En este mismo espacio, el 3 de setiembre último hice referencia a dos casos –verificados hace años personalmente– de supermercados porte medio que desplumaban incautos anunciando bajos precios reaumentados por las cajeras, extremo ya denunciado por el Periódico Ciudad Vieja.
Transcurridos casi dos meses, me aprestaba a insistir en el tema porque terminaba de comprobar que la misma maniobra de mala fe también la aplican grandes cadenas –paradoja: las mismas que, según sus ejecutivos, están contestes en colaborar para contener la inflación– cuando un canal de TV informó que habían sido detectadas 52 infracciones consistentes en, justamente, ignorar, al paso del cliente por las cajas registradoras, los precios de oferta proclamados en las góndolas.
Agregaba el informativo que la irregularidad, comprobada a partir de unas 200 denuncias presentadas ante Area Defensa del Consumidor del Ministerio de Economía y Finanzas (MEF), hacían pasibles a los infractores de multas comprendidas entre 20 y 4.000 Unidades Reajustables.
¡Al fin alguien más captaba el sistemático fraude!
Pero ¿y?
Gobiernos blancos y colorados, basados en una convicción que comparte el frenteamplista, dejaron de fijar tarifas únicas o máximas salvo para contadísimos insumos o productos de primera necesidad. Bien. Pero visto y considerando la rebuscada y burda jugada de mala fe nuevamente de moda, ¿no cabe instituír un nuevo tipo de inspección, igualmente sistemática, para abolir esa tarifación falluta?
Instrumentar ese control parece ser vital e implica, desde luego que con ajuste a Derecho y tal vez específicas decisiones judiciales o legislativas, explicar a la población curiosidades tales como la existencia de una doble red informática en determinadas empresas infractoras. Por un lado, la de los valores rebajados no aplicados, de oferta, corroborados por máquinas verificadoras a disposición –cuando funcionan– del consumidor; por otro, los valores inmodificables del deliberado abuso que se perpetra a la hora de abonar.
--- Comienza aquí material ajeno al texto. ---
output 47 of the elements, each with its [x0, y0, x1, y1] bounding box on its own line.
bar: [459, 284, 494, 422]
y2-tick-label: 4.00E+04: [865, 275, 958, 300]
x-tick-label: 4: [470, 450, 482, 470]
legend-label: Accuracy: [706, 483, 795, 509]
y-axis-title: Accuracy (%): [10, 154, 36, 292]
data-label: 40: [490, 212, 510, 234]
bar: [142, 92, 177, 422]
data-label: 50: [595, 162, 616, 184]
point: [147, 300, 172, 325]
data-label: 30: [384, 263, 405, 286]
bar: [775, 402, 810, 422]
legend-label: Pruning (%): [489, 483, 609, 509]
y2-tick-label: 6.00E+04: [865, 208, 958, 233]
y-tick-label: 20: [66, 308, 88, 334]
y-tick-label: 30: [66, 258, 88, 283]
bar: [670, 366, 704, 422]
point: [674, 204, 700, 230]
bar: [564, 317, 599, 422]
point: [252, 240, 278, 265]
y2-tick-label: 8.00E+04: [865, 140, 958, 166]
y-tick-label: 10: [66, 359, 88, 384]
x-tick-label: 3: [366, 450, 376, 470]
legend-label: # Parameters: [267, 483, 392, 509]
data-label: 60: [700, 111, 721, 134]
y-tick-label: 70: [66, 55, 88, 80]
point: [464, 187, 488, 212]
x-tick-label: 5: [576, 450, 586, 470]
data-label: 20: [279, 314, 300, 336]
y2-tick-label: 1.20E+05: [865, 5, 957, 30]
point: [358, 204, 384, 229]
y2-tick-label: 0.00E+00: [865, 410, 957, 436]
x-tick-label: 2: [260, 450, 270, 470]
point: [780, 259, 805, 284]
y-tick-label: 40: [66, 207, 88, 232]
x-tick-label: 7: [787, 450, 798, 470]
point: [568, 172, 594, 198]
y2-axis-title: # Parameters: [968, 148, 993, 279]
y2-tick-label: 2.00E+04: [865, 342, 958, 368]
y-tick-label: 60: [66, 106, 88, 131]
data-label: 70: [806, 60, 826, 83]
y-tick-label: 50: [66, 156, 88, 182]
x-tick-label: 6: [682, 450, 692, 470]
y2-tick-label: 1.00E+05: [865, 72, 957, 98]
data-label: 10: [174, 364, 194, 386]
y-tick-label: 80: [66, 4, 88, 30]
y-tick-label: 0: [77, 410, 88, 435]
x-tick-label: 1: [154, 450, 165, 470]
En los estudios técnicos del MEF y sus profesionalizadas reparticiones como el Instituto Nacional de Estadística, entidades que dicen velar por los intereses públicos incluídos sectores “económicos” de universidades y gremios ¿cuáles de esos dos precios diferentes toman en cuenta?, ¿por acaso no prevén recabar, para su análisis, la tirilla impresa que a manera de recibo lleva el comprador? ¿la inspección tradicional no podría transformarse en auditoría?
Un funcionario con mando medio en una de estas empresas de doble discurso llegó a confiar que uno de sus patrones admite la artimaña como forma de recuperar el alto costo de imprimir folletos que son regularmente volanteados en el marco de una competencia comercial cada vez más dura.
El consumidor –lo hemos dicho– también es culpable por la negligencia de no agudizar la observación de sus gastos, en este caso comparando el que el cartelito mentiroso lo tienta a incurrir con el dinero que realmente le sacan del bolsillo.
Si con medidas de control hubiese algún avance hacia la invocada cristalinidad groseramente empañada, restará saber quiénes abogarán por tantas víctimas del dolo.
Porque, en la práctica y por ahora, casi todo es blá-blá. Basta ver lo ocurrido con la carne de pollo, que una y otra vez rebajada en teoría por el mayorista, no tiene reflejo en los minoristas del ramo.
Y ni hablemos de la deflación de 0,23% estimada para el mes de octubre.